SAN ANTONIO — The Environmental Protection Agency is moving too aggressively to expand its reach through a rule that would give it “regulatory control of virtually all farm and ranch land,” the head of the country’s largest farm group said Sunday.

Bob Stallman, president of the American Farm Bureau Federation, used much of his speech in front of an estimated 6,000 attendees at its annual convention in San Antonio to call out the EPA for what he described as a move to infringe on the rights of American farmers, largely through new regulations tied to water pollution.

Among the most egregious, Stallman said, was a move late in 2013 by the EPA to begin to expand its regulatory reach under the Clean Water Act that would give it control of nearly every water body in the United States, including ditches that are dry most of the time.
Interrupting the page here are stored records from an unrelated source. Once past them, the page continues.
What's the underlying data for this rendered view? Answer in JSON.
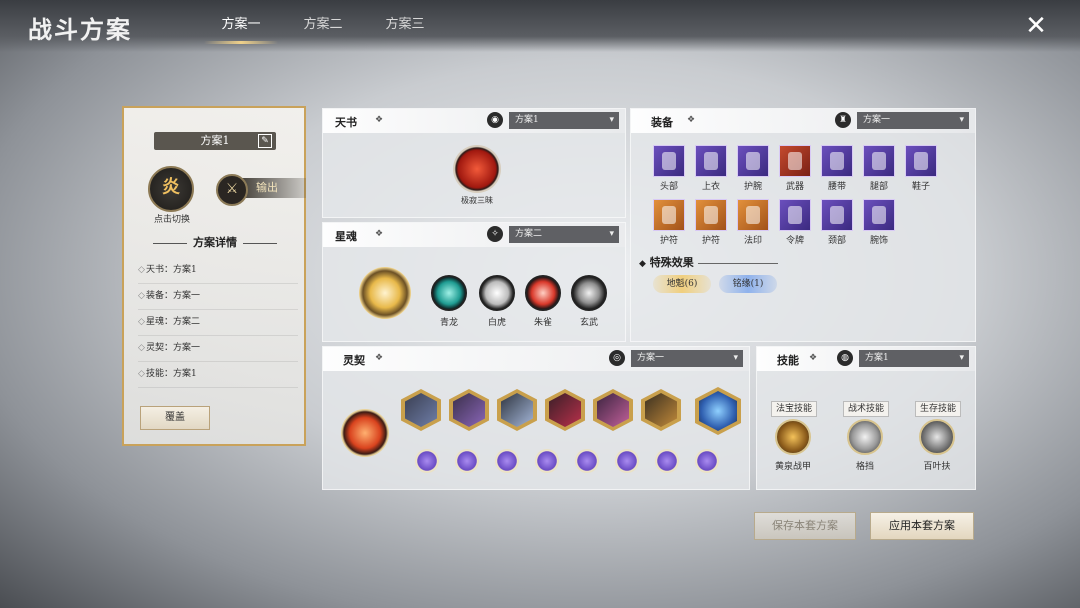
{
  "header": {
    "title": "战斗方案",
    "tabs": [
      "方案一",
      "方案二",
      "方案三"
    ]
  },
  "left_card": {
    "plan_name": "方案1",
    "element_glyph": "炎",
    "element_caption": "点击切换",
    "output_label": "输出",
    "detail_title": "方案详情",
    "details": [
      "天书：方案1",
      "装备：方案一",
      "星魂：方案二",
      "灵契：方案一",
      "技能：方案1"
    ],
    "cover_button": "覆盖"
  },
  "tianshu": {
    "title": "天书",
    "select_value": "方案1",
    "orb_label": "极寂三昧"
  },
  "xinghun": {
    "title": "星魂",
    "select_value": "方案二",
    "items": [
      "青龙",
      "白虎",
      "朱雀",
      "玄武"
    ]
  },
  "equipment": {
    "title": "装备",
    "select_value": "方案一",
    "row1": [
      "头部",
      "上衣",
      "护腕",
      "武器",
      "腰带",
      "腿部",
      "鞋子"
    ],
    "row2": [
      "护符",
      "护符",
      "法印",
      "令牌",
      "颈部",
      "腕饰"
    ],
    "special_title": "特殊效果",
    "special_badges": [
      "地魁(6)",
      "铭缘(1)"
    ]
  },
  "lingqi": {
    "title": "灵契",
    "select_value": "方案一"
  },
  "skills": {
    "title": "技能",
    "select_value": "方案1",
    "categories": [
      "法宝技能",
      "战术技能",
      "生存技能"
    ],
    "names": [
      "黄泉战甲",
      "格挡",
      "百叶扶"
    ]
  },
  "footer": {
    "save_button": "保存本套方案",
    "apply_button": "应用本套方案"
  },
  "colors": {
    "gold_accent": "#c9a25a",
    "select_bg": "#5f6064",
    "purple_quality": "#6b4fbd",
    "red_quality": "#c44a2e",
    "orange_quality": "#e2903b"
  },
  "icons": {
    "close": "close-icon",
    "edit": "edit-icon",
    "caret": "chevron-down-icon"
  }
}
He warned the oversight would increase costs for farmers and ranchers to get federal permits, and in some cases, result in the EPA dictating the farming practices that can be used.

“I’m sure the folks at the EPA are experts in a lot of things, but they are not experts in how to run your farms and ranches,” Stallman told the Farm Bureau convention.

During his remarks, Stallman also highlighted three areas where Congress is “falling down on the job” of addressing the needs of the nation’s agricultural producers: The farm bill, reliable water transportation through an upgrade the nation’s aging infrastructure and agricultural labor reform.

Organizations representing the agriculture industry have said a failure to reform the labor policy would threaten to drive more production outside of the country, leave more fruits and vegetables vulnerable to rotting in fields, and put at risk the abundant and safe food supply found in the United States. The White House and congressional lawmakers are hoping to make another run this year at the most comprehensive overhaul of immigration laws in three decades.

The biggest beneficiaries of the new immigration bill in agriculture would be dairy, cattle and swine farmers in states such as Iowa, as well as in California, Florida and other areas where undocumented workers are heavily used to harvest fruits and vegetables. Row crops such as corn and soybeans are harvested mechanically, reducing the need for human labor.

Still, in California, for example, 71 percent of tree fruit growers and nearly 80 percent of raisin and berry growers have said they are unable to find enough employees to prune trees and pick crops, according to the Farm Bureau.

Similar farm worker shortages have been highlighted across the United States.

“We have Farm Bureau members telling us they are losing millions of dollars in farm income from crops that they cannot harvest because of the shortage of farm workers. Some have called it quits, because it doesn’t make sense to plant crops that won’t get picked,” Stallman said.

“When you have that many farmers unable to get the workers they need, you have a crisis in farm country. And you have a crisis for Americans who want their food grown in the United States ... and want it to meet their definition of affordable to boot.”

The three-day American Farm Bureau Conference in San Antonio ends Tuesday.